Suicide blast comes on heels of US president's appeal - Taipei Times
Fri, May 07, 2004 - Page 1 News List

Suicide blast comes on heels of US president's appeal


A suicide bomber killed five Iraqis and an American soldier at an entrance to the US Baghdad headquarters yesterday and officials said it looked like the work of an Islamic group linked to al-Qaeda.

The car bomb, which sent one victim's leg flying 200m, wounded 23 Iraqis, including three policemen, and two US soldiers at an entry checkpoint to the so-called Green Zone, a US military spokesman said.

Violence is blighting Iraq as Washington strives to win the friendship of its people before returning them their sovereignty on June 30. Trying to head off another threat to Iraqi goodwill, US President George W. Bush stepped in personally to assure them abuse by US soldiers of Iraqi prisoners would end.

A senior official of the US-led administration said the bomb attack bore the hallmarks of al-Qaeda-linked militant Abu Musab Zarqawi, blamed for a series of car bombs in Iraq.

"We may not have any verbal or physical evidence at this point, but it is certainly the calling card of a terrorist organization," the official said.

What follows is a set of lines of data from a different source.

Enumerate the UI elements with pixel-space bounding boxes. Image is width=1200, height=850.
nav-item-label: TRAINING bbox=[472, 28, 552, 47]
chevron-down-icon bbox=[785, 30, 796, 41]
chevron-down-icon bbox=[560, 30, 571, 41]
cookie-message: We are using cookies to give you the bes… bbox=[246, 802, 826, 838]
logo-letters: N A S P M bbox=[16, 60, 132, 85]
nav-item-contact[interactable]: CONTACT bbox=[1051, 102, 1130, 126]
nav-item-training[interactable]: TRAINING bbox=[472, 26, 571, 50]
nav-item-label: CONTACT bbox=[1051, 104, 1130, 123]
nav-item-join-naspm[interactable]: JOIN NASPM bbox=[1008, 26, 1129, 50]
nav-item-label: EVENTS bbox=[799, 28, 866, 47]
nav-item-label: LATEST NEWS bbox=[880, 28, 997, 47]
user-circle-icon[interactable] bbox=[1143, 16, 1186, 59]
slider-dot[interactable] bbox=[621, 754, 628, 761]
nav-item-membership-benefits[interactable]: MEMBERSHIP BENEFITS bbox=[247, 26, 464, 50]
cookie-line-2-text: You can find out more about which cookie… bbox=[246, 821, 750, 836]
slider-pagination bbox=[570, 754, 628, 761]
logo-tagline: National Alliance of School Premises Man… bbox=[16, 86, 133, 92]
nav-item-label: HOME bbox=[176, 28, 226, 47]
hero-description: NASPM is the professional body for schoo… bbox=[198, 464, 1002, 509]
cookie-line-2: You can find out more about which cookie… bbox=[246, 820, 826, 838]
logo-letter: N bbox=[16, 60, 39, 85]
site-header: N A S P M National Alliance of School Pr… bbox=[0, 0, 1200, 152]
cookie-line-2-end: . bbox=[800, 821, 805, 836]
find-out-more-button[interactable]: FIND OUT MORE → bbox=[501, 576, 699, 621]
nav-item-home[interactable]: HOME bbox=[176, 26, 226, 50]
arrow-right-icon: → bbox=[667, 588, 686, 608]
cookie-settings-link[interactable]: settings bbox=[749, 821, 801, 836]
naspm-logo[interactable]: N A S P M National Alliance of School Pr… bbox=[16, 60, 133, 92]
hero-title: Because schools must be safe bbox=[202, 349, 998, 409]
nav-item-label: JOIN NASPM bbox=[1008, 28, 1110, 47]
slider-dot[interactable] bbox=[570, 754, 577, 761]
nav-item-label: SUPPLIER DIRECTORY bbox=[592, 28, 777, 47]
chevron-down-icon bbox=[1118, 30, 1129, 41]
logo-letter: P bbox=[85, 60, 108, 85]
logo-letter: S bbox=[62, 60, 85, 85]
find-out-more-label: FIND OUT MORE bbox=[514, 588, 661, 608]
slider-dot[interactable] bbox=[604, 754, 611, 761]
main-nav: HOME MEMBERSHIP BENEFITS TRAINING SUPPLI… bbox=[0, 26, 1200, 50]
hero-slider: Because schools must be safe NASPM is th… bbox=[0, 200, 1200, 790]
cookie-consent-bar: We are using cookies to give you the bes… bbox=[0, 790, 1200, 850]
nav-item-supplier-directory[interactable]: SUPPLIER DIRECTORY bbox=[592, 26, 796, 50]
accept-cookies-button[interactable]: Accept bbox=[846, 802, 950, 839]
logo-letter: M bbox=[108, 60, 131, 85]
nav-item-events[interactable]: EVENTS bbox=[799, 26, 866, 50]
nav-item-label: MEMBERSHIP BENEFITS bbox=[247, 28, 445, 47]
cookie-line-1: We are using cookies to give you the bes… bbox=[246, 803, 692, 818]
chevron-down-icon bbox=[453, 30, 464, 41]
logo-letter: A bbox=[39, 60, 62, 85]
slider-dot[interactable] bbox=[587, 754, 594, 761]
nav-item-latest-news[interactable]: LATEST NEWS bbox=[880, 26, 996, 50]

The bomb contained artillery shells, he said, a method the administration says the Jordanian-born militant has used in previous attacks, including on another entrance to the Zone.

It was the first major bomb blast in Baghdad since March 17, when a suicide car bombing devastated a hotel, killing seven.

A second bomb in Baghdad yesterday, a small roadside device typically used against US forces, wounded an Iraqi passerby but there were no casualties among foreign civilians whose convoy of three vehicles seemed to be the target.

Hours earlier, Bush appeared on two Arabic satellite television stations to tell an outraged Middle East that soldiers guilty of abusing Iraqi prisoners would be punished.

"In a democracy everything is not perfect. Mistakes are made. But in a democracy as well, those mistakes will be investigated and people will be brought to justice," he told the US-funded Alhurra channel.

"Our citizens in America are appalled by what they saw, just like people in the Middle East are appalled," he told private, Dubai-based Al-Arabiya. Bush called the abuse "abhorrent."

He did not explicitly apologize for the scandal, which erupted after pictures of prisoners being sexually humiliated appeared last week, leaving the public apologies to top aides.

A week after pictures were published of grinning US soldiers abusing naked Iraqis at Abu Ghraib prison, Iraq's largest prison and notorious under Saddam for torture, the army revealed that 25 prisoners had died in Iraq and Afghanistan.

They included two Iraqis murdered by Americans, one death described as justifiable homicide, and 12 deaths by natural or undetermined causes. Ten were still being investigated.

The CIA said it was investigating the deaths of three prisoners interrogated by its personnel in Iraq and Afghanistan but did not say if these were among the 25 reported by the army.